AUTHOR=Domoguen Jansen Keith L. , Manuel Jen-Jen A. , Cañal Johanna Patricia A. , Naval Prospero C. TITLE=Automatic segmentation of nasopharyngeal carcinoma on CT images using efficient UNet‐2.5D ensemble with semi‐supervised pretext task pretraining JOURNAL=Frontiers in Oncology VOLUME=12 YEAR=2022 URL=https://www.frontiersin.org/journals/oncology/articles/10.3389/fonc.2022.980312 DOI=10.3389/fonc.2022.980312 ISSN=2234-943X ABSTRACT=

Nasopharyngeal carcinoma (NPC) is primarily treated with radiation therapy. Accurate delineation of target volumes and organs at risk is important. However, manual delineation is time-consuming, variable, and subjective depending on the experience of the radiation oncologist. This work explores the use of deep learning methods to automate the segmentation of NPC primary gross tumor volume (GTVp) in planning computer tomography (CT) images. A total of sixty-three (63) patients diagnosed with NPC were included in this study. Although a number of studies applied have shown the effectiveness of deep learning methods in medical imaging, their high performance has mainly been due to the wide availability of data. In contrast, the data for NPC is scarce and inaccessible. To tackle this problem, we propose two sequential approaches.

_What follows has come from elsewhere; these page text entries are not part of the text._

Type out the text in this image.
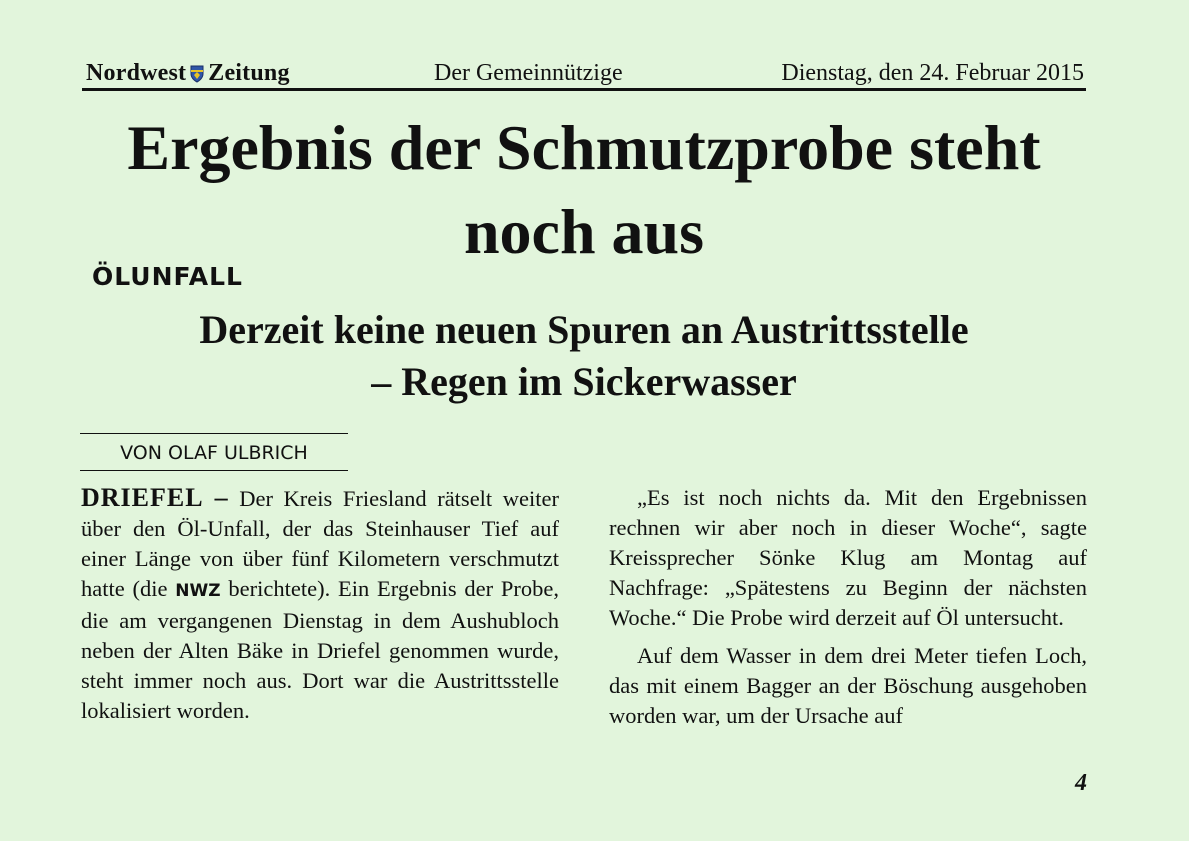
Nordwest Zeitung	Der Gemeinnützige	Dienstag, den 24. Februar 2015
Ergebnis der Schmutzprobe steht
noch aus
ÖLUNFALL
Derzeit keine neuen Spuren an Austrittsstelle
– Regen im Sickerwasser
VON OLAF ULBRICH

DRIEFEL – Der Kreis Friesland rätselt weiter über den Öl-Unfall, der das Steinhauser Tief auf einer Länge von über fünf Kilometern verschmutzt hatte (die NWZ berichtete). Ein Ergebnis der Probe, die am vergangenen Dienstag in dem Aushubloch neben der Alten Bäke in Driefel genommen wurde, steht immer noch aus. Dort war die Austrittsstelle lokalisiert worden.

„Es ist noch nichts da. Mit den Ergebnissen rechnen wir aber noch in dieser Woche“, sagte Kreissprecher Sönke Klug am Montag auf Nachfrage: „Spätestens zu Beginn der nächsten Woche.“ Die Probe wird derzeit auf Öl untersucht.

Auf dem Wasser in dem drei Meter tiefen Loch, das mit einem Bagger an der Böschung ausgehoben worden war, um der Ursache auf

4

First we propose a much simpler architecture which follows the UNet design but using 2D convolutional network for 3D segmentation. We find that this specific architecture is much more effective in the segmentation of GTV in NPC. We highlight its efficacy over other more popular and modern architecture by achieving significantly higher performance. Moreover to further improve performance, we trained the model using multi-scale dataset to create an ensemble of models. However, the performance of the model is ultimately dependent on the availability of labelled data. Hence building on top of this proposed architecture, we employ the use of semi-supervised learning by proposing the use of a combined pre-text tasks. Specifically we use the combination of 3D rotation and 3D relative-patch location pre-texts tasks to pretrain the feature extractor. We use an additional 50 CT images of healthy patients which have no annotation or labels. By semi-supervised pretraining the feature extractor can be frozen after pretraining which essentially makes it much more efficient in terms of the number of parameters since only the decoder is trained. Finally it is not only efficient in terms of parameters but also data, which is shown when the pretrained model with only portion of the labelled training data was able to achieve very close performance to the model trained with the full labelled data.